Dual Enzyme Mimics Based on Metal-Ligand Cross-Linking Strategy for Accelerating Ascorbate Oxidation and Enhancing Tumor Therapy

The development of high-efficiency nanozymes is of great significance in the field of nanozymology, because this is one of the prerequisites for the sophisticated performance of nanozymes. Herein, the developed metal-ligand cross-linking strategy engineers porous carbon nanorod supported ultra-small iron carbide nanoparticles that possess excellent oxidase-like and peroxidase-like enzyme activities. The fabricated nanozyme can efficiently accelerate the oxidation of ascorbate (AA) to enhance cancer cells ablation efficacy. Due to the nanozyme having great surface atoms utilization ratio and large specific surface area, the AA can be rapidly and completely autoxidized within 20 min.
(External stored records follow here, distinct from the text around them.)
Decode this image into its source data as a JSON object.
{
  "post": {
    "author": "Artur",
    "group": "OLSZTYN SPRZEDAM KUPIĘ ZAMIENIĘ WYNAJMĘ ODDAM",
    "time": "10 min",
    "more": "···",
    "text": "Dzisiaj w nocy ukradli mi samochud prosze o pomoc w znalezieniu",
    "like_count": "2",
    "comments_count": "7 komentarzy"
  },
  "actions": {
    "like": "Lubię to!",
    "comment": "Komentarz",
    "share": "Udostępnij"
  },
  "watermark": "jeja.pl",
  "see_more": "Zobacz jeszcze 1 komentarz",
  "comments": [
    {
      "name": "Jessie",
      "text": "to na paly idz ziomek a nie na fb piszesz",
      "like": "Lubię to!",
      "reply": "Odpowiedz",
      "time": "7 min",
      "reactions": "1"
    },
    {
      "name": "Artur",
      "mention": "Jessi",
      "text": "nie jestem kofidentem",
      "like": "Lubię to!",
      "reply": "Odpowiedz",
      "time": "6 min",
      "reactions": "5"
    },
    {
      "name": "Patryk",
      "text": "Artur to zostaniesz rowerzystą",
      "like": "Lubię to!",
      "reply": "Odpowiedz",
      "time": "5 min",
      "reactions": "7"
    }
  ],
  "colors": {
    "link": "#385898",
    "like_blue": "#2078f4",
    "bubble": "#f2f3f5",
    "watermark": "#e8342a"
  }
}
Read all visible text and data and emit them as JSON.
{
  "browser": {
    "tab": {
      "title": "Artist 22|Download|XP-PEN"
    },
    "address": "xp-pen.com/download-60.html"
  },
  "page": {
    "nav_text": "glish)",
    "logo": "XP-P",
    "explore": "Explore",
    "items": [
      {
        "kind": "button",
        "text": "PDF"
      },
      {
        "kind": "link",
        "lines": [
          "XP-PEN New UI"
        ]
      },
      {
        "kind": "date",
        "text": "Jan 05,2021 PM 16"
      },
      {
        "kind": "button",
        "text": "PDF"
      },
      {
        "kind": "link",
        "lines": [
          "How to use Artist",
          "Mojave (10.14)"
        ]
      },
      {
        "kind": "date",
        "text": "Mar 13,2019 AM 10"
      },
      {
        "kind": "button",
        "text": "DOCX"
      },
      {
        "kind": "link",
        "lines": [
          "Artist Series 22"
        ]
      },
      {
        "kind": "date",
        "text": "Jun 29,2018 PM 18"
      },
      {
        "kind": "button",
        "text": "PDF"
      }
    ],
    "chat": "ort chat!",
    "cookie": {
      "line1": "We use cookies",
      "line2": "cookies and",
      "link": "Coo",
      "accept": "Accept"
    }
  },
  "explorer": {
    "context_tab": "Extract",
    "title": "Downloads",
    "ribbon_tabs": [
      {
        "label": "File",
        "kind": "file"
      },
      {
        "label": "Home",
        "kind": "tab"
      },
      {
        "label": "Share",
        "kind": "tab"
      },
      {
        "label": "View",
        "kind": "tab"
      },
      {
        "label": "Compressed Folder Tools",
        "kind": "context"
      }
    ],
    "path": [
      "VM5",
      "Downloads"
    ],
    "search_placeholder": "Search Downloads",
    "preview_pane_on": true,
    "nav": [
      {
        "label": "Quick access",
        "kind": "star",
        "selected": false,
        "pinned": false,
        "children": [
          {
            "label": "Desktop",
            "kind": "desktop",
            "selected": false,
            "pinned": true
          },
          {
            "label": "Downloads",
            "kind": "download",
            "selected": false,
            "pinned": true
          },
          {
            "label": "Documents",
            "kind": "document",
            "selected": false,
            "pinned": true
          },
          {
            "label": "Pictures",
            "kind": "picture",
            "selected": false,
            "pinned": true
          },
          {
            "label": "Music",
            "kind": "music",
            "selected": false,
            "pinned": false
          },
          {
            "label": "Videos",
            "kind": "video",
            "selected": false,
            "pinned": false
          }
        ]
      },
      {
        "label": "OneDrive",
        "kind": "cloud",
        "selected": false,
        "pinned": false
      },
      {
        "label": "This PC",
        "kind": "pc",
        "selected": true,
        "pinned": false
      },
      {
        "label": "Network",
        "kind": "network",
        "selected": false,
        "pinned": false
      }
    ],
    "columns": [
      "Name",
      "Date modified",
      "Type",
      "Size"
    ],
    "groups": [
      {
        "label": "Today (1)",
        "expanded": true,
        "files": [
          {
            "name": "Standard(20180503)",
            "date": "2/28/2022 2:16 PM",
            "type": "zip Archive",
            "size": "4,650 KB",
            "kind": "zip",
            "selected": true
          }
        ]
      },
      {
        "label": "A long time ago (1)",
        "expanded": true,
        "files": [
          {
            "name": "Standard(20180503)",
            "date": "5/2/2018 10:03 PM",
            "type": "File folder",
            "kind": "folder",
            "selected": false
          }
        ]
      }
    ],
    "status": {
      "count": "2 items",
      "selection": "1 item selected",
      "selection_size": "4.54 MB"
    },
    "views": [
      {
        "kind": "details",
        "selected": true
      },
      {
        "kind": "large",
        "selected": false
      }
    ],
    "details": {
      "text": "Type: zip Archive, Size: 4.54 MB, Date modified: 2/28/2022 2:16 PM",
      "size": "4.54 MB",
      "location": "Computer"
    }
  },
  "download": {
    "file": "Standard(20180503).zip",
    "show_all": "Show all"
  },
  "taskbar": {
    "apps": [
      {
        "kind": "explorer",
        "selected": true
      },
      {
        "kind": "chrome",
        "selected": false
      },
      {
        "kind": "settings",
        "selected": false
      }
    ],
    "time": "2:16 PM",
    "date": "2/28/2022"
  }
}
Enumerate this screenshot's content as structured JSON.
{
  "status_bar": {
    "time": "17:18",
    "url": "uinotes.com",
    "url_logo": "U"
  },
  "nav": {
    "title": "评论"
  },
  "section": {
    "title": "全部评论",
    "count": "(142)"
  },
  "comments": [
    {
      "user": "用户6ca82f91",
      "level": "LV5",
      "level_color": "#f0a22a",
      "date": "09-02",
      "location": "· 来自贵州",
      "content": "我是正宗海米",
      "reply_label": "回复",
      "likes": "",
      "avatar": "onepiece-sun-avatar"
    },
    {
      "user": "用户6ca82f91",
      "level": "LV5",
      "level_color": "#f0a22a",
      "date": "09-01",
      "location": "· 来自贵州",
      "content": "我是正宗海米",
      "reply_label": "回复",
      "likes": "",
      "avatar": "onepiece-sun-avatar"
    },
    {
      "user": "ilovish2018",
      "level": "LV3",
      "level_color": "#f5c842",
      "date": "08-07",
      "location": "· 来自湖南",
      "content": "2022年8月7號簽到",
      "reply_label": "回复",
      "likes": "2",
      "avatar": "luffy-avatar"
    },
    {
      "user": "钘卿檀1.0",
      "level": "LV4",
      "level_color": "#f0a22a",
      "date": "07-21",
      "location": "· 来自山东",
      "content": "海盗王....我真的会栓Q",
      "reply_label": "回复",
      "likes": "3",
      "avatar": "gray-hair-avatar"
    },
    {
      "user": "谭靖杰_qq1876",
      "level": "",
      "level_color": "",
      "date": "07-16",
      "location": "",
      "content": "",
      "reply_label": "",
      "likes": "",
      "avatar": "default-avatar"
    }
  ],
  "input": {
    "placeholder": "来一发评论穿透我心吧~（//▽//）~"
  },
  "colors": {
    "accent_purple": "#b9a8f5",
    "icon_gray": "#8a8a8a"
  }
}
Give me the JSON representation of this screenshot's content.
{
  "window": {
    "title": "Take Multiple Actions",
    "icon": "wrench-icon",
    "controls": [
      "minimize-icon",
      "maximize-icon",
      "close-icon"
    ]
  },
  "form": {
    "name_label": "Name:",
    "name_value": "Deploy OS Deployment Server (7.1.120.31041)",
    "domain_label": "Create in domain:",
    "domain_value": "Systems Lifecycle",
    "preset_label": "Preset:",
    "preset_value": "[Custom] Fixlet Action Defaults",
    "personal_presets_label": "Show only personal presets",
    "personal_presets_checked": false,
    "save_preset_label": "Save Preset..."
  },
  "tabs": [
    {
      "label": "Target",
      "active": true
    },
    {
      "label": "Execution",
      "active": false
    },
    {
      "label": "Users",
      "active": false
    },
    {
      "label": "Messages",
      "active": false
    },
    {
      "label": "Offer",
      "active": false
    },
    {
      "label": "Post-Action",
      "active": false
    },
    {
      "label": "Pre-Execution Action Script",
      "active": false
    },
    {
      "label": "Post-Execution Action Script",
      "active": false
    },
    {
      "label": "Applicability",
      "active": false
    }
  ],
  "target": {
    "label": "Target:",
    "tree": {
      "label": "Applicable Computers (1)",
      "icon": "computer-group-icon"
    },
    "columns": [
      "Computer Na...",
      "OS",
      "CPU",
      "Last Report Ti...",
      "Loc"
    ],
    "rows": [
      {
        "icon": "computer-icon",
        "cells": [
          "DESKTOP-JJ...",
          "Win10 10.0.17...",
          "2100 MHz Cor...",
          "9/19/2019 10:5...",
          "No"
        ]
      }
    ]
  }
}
Mechanism research demonstrates that the nanozyme's first activation of O-2 to generate superoxide free radicals (O-2(center dot-)) via the oxidase-like pathway, then the O-2(center dot-) directly oxidizes AA and produces hydrogen peroxide (H2O2). Simultaneously, the H2O2 transforms into the toxic hydroxyl radical through the peroxidase-like pathway and induces tumor cell death. Further in vitro and in vivo assays show the significant enhancement of the anti-tumor efficacy through AA oxidation which is catalyzed by the developed nanozyme. It is expected that this work will benefit not only the development of other efficient nanozymes, but also future advances in the field of AA oxidation induced tumor therapy.

Automated summary

The development of high-efficiency nanozymes with excellent oxidase-like and peroxidase-like enzyme activities is significant for enhancing the oxidation of ascorbate to improve cancer cell ablation efficacy. The fabricated nanozyme can rapidly and completely oxidize ascorbate within 20 minutes, leading to tumor cell death through the generation of superoxide free radicals and hydrogen peroxide.Overall, the research shows a promising enhancement in anti-tumor efficacy through ascorbate oxidation catalyzed by the developed nanozyme.